In sharing these ideas, I have spoken not simply as an activist that works in healthcare, but as a person that has personally experienced every pain and problem discussed. I have experienced the anger, helplessness, hopelessness, despair, and estrangement. While most of this is a thing of the past for me, finding and maintaining the right balance for me and striving to accept that which is out of my control and finding effective ways to work on those things that I can affect is an ongoing process.
In my current Occupational Therapy placement in outpatient mental health working with people struggling with their own issues with depression, anxiety and emotional dysregulation, I have learned that the types of experiences that I have had are far from unique to me. In reading up on Borderline Personality Disorder (BPD) – a condition whose hallmark attribute is impaired emotional regulation – I was not surprised to learn that people with BPD are more likely than the average person to gravitate toward social/political causes. My personal experiences and learning on placement compelled me to share my concern with other activists.
If you are an activist, all the credit in the world for standing up for what you believe in. But be wary of the temptation and risks of not being able to come to terms with the fact that you can only control what you do, not what the other guy does. You can be honest, reasonable, and earnest in your attempts to persuade others and to see the world from their perspective, and these are all good, noble things. But you can’t change anyone’s mind for them.

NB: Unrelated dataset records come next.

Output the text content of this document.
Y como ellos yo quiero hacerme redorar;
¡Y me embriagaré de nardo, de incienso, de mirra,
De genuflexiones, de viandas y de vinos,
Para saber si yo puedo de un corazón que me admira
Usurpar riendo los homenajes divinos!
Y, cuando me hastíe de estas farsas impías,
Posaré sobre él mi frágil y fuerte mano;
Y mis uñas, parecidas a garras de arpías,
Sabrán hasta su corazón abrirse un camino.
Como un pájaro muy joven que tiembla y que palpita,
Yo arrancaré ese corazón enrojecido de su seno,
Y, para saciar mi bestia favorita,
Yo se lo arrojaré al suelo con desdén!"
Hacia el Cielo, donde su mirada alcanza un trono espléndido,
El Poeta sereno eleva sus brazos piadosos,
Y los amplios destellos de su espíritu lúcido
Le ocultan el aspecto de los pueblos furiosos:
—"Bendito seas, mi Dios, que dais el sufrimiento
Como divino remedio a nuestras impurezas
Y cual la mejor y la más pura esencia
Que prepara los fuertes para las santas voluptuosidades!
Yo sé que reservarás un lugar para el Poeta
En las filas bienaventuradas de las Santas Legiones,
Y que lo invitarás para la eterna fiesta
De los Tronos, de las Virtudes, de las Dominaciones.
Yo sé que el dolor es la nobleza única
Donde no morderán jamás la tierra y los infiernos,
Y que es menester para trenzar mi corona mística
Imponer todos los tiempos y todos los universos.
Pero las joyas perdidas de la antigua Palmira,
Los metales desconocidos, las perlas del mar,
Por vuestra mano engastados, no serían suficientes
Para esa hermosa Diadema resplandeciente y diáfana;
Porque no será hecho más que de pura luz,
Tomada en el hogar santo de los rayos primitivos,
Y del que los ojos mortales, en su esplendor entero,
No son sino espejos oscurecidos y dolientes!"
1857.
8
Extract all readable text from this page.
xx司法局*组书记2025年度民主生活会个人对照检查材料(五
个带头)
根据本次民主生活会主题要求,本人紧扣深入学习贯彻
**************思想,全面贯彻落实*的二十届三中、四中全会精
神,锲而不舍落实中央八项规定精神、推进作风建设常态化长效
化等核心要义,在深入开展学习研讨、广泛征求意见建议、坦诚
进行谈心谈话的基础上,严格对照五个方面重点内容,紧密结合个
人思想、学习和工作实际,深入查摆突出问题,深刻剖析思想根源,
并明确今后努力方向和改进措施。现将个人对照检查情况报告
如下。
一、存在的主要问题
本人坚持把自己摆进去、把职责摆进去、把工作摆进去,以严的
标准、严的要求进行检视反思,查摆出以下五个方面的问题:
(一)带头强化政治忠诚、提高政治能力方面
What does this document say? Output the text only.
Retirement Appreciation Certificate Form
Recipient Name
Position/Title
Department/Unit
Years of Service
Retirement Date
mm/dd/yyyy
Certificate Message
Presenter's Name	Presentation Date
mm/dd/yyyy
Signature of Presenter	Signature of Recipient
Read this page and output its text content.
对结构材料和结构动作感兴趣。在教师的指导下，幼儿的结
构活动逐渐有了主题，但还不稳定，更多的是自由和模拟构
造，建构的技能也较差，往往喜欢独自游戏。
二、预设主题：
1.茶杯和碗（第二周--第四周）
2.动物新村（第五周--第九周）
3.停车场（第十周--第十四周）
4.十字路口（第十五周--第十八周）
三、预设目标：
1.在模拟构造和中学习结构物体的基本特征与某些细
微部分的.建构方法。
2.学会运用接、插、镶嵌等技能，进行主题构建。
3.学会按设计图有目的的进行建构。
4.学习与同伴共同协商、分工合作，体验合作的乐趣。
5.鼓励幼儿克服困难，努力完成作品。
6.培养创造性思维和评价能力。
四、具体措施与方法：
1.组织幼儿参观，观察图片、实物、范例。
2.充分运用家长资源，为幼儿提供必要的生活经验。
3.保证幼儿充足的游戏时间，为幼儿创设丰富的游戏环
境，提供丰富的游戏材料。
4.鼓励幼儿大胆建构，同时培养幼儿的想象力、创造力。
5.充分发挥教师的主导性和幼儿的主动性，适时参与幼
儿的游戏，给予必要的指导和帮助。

You can be the change you want to see, but you can only be it for you.
I’m curious as to whether anyone else can empathize with the ideas and issues discussed in this post. I’d love to hear what others have experienced or have observed others to have experienced. Given the personal nature of this sort of thing, feel free to leave anonymous replies.
Depending on whether readers express interest (i.e., in the Comments section), I may do a second post on avenues for help and strategies for dealing with the sorts of emotional issues discussed here.